En fait chaque région a développé une gastronomie avec ses particularités : celle d’Andhra Pradesh est ainsi la plus épicée, au Kerala on cuisine à l’huile de noix de coco, le Bengale est réputé dans toute l’Inde pour ses « sweets », pâtisseries à base de lait et de ghee très sucrées, et Goa pour ses petites saucisses de porc. Certains ne jurent que par le biryani tamoul et d’autres affirment que rien ne vaut un dhal makhni (préparation de lentilles) à Delhi. La gastronomie indienne est très riche et très diverse, les ingrédients changent suivant la région, la religion et la caste. Il existe aussi une cuisine typiquement musulmane et une cuisine chrétienne notamment dans les ex-colonies portugaises. On retrouve aussi des éléments de cuisine chinoise, très appréciée en Inde, dans certains plats de nouilles sautées et les Tibétains en exil en Inde ont fait découvrir leurs momos (raviolis de viande) à tous les non-veg. Ce qui lie toutes ces cuisines est un amour des épices, parfois un peu « surdosées » pour les papilles gustatives occidentales.

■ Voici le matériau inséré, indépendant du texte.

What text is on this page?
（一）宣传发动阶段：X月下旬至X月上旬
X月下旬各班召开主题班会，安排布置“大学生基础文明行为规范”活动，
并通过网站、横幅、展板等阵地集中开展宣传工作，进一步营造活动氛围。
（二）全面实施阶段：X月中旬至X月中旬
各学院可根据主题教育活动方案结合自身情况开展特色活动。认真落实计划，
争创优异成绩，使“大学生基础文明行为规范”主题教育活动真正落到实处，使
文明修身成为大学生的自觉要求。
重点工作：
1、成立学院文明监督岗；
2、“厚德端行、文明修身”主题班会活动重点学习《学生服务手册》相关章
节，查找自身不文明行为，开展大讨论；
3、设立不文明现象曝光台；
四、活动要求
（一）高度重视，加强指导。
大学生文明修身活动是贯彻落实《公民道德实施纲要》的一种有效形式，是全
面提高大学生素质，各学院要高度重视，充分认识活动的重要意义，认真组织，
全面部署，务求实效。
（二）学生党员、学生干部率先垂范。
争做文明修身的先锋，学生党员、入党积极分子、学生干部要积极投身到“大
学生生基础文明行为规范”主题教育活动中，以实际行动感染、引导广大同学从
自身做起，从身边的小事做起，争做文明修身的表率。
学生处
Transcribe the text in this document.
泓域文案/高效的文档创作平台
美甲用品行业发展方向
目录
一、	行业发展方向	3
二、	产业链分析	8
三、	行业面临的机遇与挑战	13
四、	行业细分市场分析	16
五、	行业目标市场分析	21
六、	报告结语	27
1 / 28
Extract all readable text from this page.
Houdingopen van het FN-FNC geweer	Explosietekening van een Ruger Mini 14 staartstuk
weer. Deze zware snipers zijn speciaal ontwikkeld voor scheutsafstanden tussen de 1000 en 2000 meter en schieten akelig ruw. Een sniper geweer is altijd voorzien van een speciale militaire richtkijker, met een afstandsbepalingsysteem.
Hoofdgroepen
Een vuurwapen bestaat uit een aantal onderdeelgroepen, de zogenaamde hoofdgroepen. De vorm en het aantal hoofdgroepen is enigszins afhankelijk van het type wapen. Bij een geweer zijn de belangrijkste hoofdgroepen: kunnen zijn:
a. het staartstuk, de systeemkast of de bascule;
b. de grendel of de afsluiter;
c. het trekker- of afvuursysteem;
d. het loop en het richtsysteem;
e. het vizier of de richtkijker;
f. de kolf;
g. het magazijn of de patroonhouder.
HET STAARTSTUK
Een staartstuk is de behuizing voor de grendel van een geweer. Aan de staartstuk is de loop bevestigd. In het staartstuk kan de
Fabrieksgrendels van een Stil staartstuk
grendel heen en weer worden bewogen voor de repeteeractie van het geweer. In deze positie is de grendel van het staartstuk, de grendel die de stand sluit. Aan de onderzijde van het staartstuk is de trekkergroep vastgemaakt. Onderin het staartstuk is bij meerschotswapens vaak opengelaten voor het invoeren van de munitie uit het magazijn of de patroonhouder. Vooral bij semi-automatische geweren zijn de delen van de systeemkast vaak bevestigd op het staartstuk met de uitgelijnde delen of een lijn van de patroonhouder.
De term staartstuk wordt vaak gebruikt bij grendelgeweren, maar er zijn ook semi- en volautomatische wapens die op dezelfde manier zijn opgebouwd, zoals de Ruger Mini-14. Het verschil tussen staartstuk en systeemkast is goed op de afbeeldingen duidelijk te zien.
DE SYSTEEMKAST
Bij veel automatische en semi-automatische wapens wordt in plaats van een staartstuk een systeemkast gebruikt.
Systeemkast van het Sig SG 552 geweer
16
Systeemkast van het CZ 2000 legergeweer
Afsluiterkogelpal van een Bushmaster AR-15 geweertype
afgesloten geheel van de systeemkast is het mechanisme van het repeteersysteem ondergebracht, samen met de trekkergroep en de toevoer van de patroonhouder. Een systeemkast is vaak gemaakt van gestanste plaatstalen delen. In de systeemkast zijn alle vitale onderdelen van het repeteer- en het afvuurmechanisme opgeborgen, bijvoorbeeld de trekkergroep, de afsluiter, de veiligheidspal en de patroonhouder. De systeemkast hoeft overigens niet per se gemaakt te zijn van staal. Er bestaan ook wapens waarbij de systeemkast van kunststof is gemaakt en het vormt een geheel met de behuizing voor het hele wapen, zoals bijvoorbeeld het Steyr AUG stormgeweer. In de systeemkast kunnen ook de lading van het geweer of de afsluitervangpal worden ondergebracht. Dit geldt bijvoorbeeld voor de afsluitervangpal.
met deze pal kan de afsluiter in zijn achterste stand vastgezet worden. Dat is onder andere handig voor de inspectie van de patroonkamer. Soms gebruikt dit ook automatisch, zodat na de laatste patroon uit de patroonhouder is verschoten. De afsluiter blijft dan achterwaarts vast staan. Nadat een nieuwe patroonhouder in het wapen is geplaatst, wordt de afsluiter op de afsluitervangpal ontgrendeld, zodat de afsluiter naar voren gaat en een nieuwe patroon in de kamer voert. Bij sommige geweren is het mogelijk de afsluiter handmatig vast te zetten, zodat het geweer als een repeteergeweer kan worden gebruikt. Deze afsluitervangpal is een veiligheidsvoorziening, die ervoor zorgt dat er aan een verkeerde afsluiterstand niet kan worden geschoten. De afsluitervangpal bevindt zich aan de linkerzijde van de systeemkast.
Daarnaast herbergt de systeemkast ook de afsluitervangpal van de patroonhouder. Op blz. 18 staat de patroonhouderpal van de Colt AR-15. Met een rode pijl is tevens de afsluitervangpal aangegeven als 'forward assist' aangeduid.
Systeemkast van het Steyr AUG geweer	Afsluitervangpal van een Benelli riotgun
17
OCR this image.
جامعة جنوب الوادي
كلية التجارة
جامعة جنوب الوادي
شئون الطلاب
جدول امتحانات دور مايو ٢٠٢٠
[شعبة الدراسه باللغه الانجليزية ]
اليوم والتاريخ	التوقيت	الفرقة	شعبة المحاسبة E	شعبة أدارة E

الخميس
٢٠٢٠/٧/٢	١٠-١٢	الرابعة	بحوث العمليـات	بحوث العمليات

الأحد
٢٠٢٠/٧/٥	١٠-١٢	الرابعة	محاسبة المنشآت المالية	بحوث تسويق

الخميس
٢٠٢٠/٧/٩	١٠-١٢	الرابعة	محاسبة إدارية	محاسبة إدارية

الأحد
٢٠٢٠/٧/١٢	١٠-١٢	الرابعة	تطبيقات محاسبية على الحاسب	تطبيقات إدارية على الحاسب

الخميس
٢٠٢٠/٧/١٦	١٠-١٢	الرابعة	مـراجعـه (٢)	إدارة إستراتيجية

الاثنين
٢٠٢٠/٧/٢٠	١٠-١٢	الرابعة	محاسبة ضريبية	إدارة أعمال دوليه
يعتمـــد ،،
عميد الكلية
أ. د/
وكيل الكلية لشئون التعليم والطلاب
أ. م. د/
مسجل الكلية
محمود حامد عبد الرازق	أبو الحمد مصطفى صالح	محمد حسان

Il est difficile de faire le tour de la « cuisine indienne » ou plutôt des cuisines indiennes. Pour en avoir un aperçu, il faut pouvoir manger dans des contextes très différents : dans des familles de classes et de religions différentes, dans des grands restaurants végétariens ou non-végétariens, dans les « hotels » sortes de cantines bon marché qui servent un plat unique ou dans la rue pour un snack (en général des beignets de toutes sortes) ou un repas sur le pouce. Il ne faut pas négliger les petits déjeuners à base de galettes de riz (iddli ou dosa) et de chutneys délicieux, ni les classiques thalis (assiette de riz avec toute une variété de sauces et de légumes). Les meilleures surprises ne seront peut-être pas où on les attend, mais pour ceux qui sont curieux et à la recherche d’une gastronomie différente, l’Inde offre un territoire somptueux à explorer.
À ce titre, le voyage au Kerala que je vous propose de faire est orienté vers la remise en forme et le bien-être, ce qui passe aussi par une nourriture variée, saine et équilibrée. Les vertus des épices, des légumes et du poisson sur le métabolisme, le système immunitaire ou la digestion sont connues depuis des millénaires, et nous y accorderons une grande place au cours de ce séjour dédié au repos, au massage ayurvédique et à l’immersion dans la culture indienne.